By Jane LewisBBC Scotland at Sir Chris Hoy Velodrome
Andy Murray and Sir Chris Hoy
Andy Murray is much admired by Sir Chris Hoy

Andy Murray is Scotland's greatest-ever sportsperson, according to six-time Olympic Gold medallist Sir Chris Hoy.

Murray took over at the top of the world tennis rankings on Saturday after reaching the Paris Masters final.

"With no disrespect to any current or past sportsman or woman in Scotland, I think he is the greatest," said Hoy.

"I personally think to have achieved what he has done in such a competitive era in such a high-profile sport is a great achievement."

Roger Federer, Rafa Nadal and Novak Djokovic, the player Murray has dethroned as world number one, have prevented the Scot's rise to the top until the age of 29.

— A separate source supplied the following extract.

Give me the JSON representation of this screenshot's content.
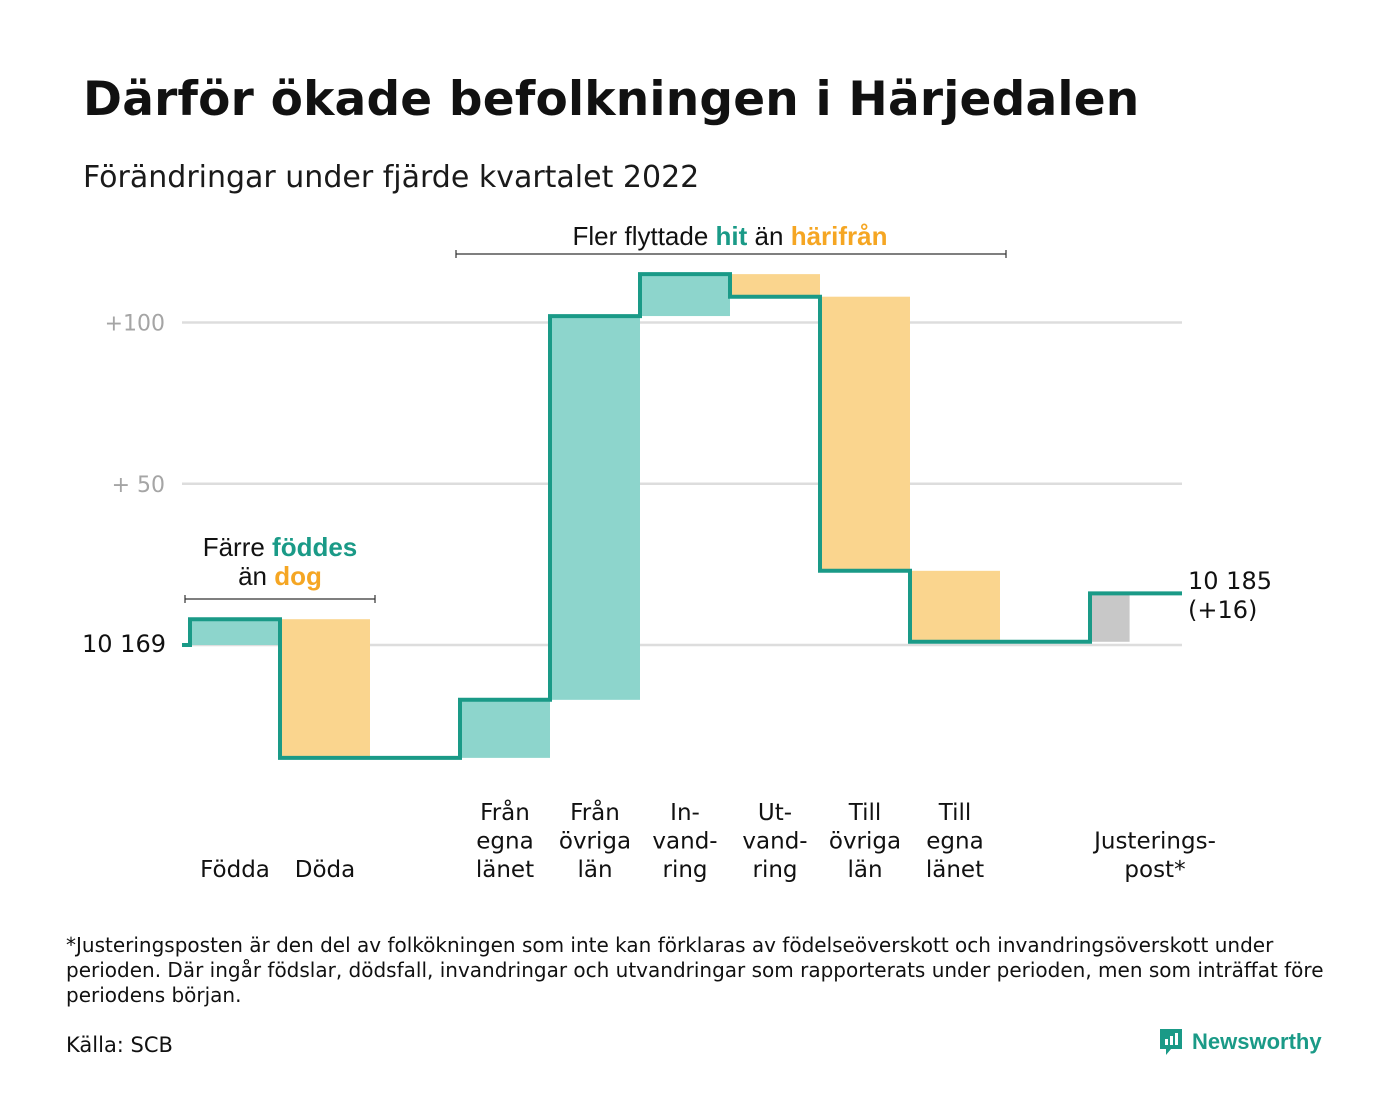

Andy Murray is Scotland's greatest, says Sir Chris Hoy

"I'm a massive fan of a number of other athletes and achievements from many other Scottish sports men and women, but the era that he is in definitely contributes towards the magnitude of this achievement," former champion cyclist Hoy told BBC Scotland.

"It's such a huge sport with such a high level of competition.

"It's not just the achievement. The way he's battled, the way he's been so singled-minded, so focused on achieving in his sport and not getting distracted by a lot the things that he could get distracted by."

Hoy knows his fellow Scot well, has watched his career develop with interest and has noted something in Murray that he believes sets him apart from other top sportsman.

"There's something about his mental attitude," said Hoy. "It's more than the physical side, it's his mental approach that impresses me and it's his determination to come back from setbacks and keep on battling and not to give up.

Andy Murray with the Wimbledon trophy and Novak Djokovic
Murray took over as world number one this weekend from Novak Djokovic

"A lot of athletes have talent and a lot of athletes have opportunity, but not everyone can keep going for as long as he has to finally reach the top of their sport."

Now that Murray, who went on to beat John Isner 6-3 6-7 6-4 in Sunday's final in Paris, has taken over at the top of the rankings, the question now is how long he can remain there.

"He can definitely stay there, but a lot of that is out with your control," added Hoy. "Injuries and setbacks can come along that you have no influence over at all.

"So mentally, physically, yes, he can do it, of course, but who knows? He could be there for years, or it might last a short time.

"But he's become the world number one and that's a fantastic achievement."